My prayers and thoughts go out to anyone that is caught up in this disaster and I have made a contribution to the Red Cross. If you care for your fellow man, do the same.
[This message has been edited by Trumpy (edited 09-02-2005).]
#55597 - 09/02/0506:37 AMRe: New Orleans (NO Politics)
Dnkldorf, I provide my time free of charge as a Station-Officer of the local Volunteer Fire Brigade. I could be called out of bed at any time during the day (I am a Night shift worker) or night/day during the weekend. It doesn't come down to money, it is based upon caring for your fellow man.
#55599 - 09/02/0508:11 AMRe: New Orleans (NO Politics)
I have a dumb question for the firefighters here. I keep seeing/hearing that they can't fight fires because there isn't any water pressure. Isn't a fire engine a truck with a big pump on it? Why can't they just drop the suction hose in the water they are standing in and pump that?
#55601 - 09/02/0512:05 PMRe: New Orleans (NO Politics)
I think that this is a good time to get with the Dutch and engineer dikes and levees that will protect the future city. They should keep everybody evacuated, take what land they need and re-do the whole place.
They also need to do something about the loss of the marshlands between New Orleans and the Gulf.
I used to live in Gulf Springs by Biloxi and there isn't much you can do to protect that part of the Gulf from a Catagory 5.
#55602 - 09/02/0512:24 PMRe: New Orleans (NO Politics)
The biggest thing they can do is to be sure everything gets build back to current code. Use the Florida wind code. No exceptions to the FEMA elevation. You notice when a storm hits the same places twice here in Florida, a few years apart, the second storm does not do near as much damage, even if it is stronger. If you look at those Hiroshima looking pictures from Mississippi you will notice the new McMansions look largely undamaged and the old homes are gone.
#55603 - 09/02/0503:06 PMRe: New Orleans (NO Politics)
I myself have great faith in the Army Corps of Engineers, they've been an amazing asset to the U.S. for over a hundred years building thousands of enviromental/disaster support and control facilities, and I believe that once order in New Orleans is restored they can re-build the levees to the standards that they should have been built originally.
#55604 - 09/02/0505:01 PMRe: New Orleans (NO Politics)

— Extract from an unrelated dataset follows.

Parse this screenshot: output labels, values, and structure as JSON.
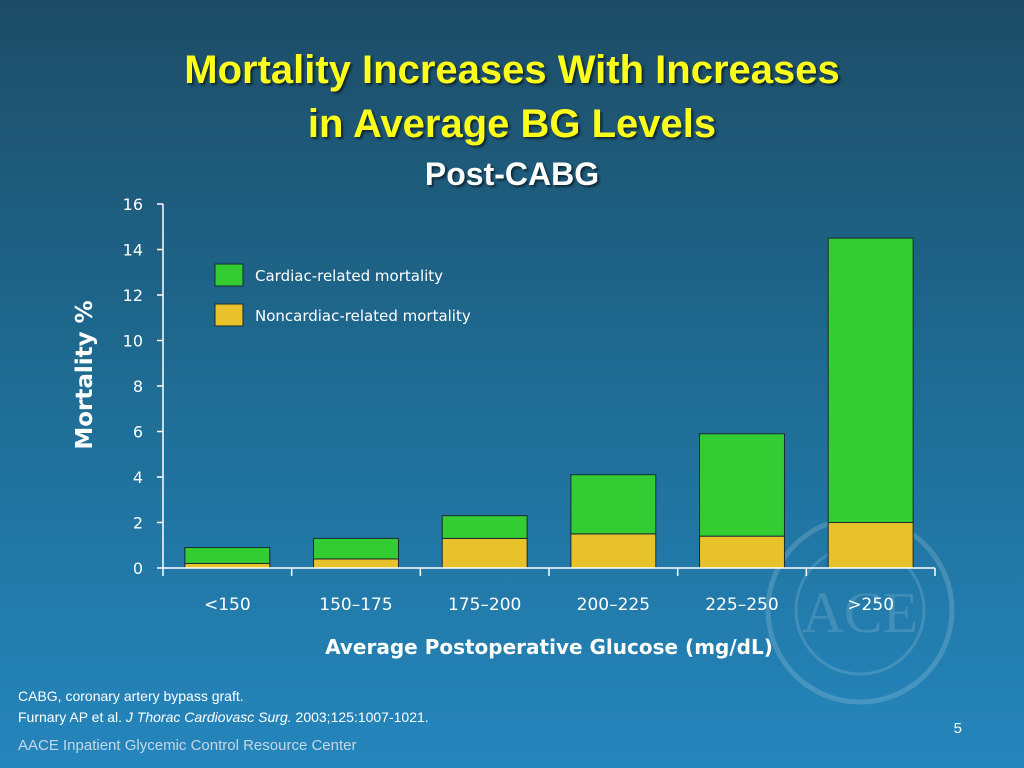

I hope my comments were not looked upon as politically motivated. They are not. They are a valid point of discussion on the disaster. The federal government was far to slow to react to this situation and as a result more lives are being lost. There should have been an immediate declaration of martial law and an a military response as if the Gulf Coast were being invaded by a foreign country. I would say after seeing this we are not as safe as we may think we are.